AUDIENCE MEMBER:  You lie!  (Boos.)

 

THE PRESIDENT:  It's not true.  And one more misunderstanding I want to clear up -- under our plan, no federal dollars will be used to fund abortions, and federal conscience laws will remain in place.  (Applause.)  

 

Applause. Maybe they were all too busy being shocked that someone interrupted the President to wonder whether these statements contradicted the assertion that health-care is some kind of right or some measure of a decent society – the clichés of reform. Denying federal health-care to many million people absolutely, and to women in need of abortions, seems like it might make of his previous statements something very like a lie - no one should be treated that way in the United States. Except these people – foreigners and would-be baby-killers. Applause.

 

Beyond this bit of reassurance to racists and anti-abortionists, the speech is elegant and stupid in about equal measure, especially when Obama starts to go on about how people are better off with free-markets playing a big role in health-care, I guess to reassure anyone who might still be hallucinating that he is pushing for some comprehensive federal health system instead of a version of what is currently the worst health-care system in the Western world. One wonders what he is imagining would be evidence for this assertion.

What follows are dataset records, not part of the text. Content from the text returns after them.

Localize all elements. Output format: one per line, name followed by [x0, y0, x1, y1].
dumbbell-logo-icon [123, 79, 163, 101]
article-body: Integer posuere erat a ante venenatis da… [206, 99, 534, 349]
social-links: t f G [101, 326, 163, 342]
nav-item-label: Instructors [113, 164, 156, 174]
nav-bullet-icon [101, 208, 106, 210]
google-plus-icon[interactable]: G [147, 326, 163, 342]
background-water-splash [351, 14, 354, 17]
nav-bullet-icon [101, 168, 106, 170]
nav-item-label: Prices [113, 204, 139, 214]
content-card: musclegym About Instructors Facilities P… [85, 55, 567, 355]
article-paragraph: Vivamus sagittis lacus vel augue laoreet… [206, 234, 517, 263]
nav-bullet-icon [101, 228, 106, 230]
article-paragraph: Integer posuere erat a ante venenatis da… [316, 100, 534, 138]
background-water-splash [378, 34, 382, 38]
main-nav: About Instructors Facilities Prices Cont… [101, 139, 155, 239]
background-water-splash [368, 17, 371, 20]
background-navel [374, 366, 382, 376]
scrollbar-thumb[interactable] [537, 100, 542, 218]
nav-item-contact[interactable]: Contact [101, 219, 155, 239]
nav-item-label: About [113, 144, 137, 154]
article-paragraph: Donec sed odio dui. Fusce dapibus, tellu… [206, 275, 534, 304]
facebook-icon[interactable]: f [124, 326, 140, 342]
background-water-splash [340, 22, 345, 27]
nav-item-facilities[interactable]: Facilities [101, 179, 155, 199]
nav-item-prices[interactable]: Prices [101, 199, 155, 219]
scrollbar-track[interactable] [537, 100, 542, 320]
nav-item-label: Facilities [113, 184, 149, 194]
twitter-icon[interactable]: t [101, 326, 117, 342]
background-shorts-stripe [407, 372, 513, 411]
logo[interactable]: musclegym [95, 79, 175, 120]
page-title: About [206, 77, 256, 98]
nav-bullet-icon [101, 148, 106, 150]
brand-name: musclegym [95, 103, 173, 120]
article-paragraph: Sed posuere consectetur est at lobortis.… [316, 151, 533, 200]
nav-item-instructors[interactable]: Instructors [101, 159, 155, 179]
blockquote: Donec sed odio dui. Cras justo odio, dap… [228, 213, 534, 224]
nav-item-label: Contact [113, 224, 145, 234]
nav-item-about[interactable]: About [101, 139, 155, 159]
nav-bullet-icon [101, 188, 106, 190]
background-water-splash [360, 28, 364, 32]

Obama identifies ultra-free-market ideology and advocacy of a public health-care system as two positions which have arguments in their favor, but which must be put aside for pragmatic reasons and, for the latter position, because of the wonderful benefits of maintaining the legitimate dominance of the private health insurance industry.

 

I know people think he is smart, but his intelligence doesn’t seem to preclude even a residual commitment to not saying ridiculous things all the time. May God bless the United States of America.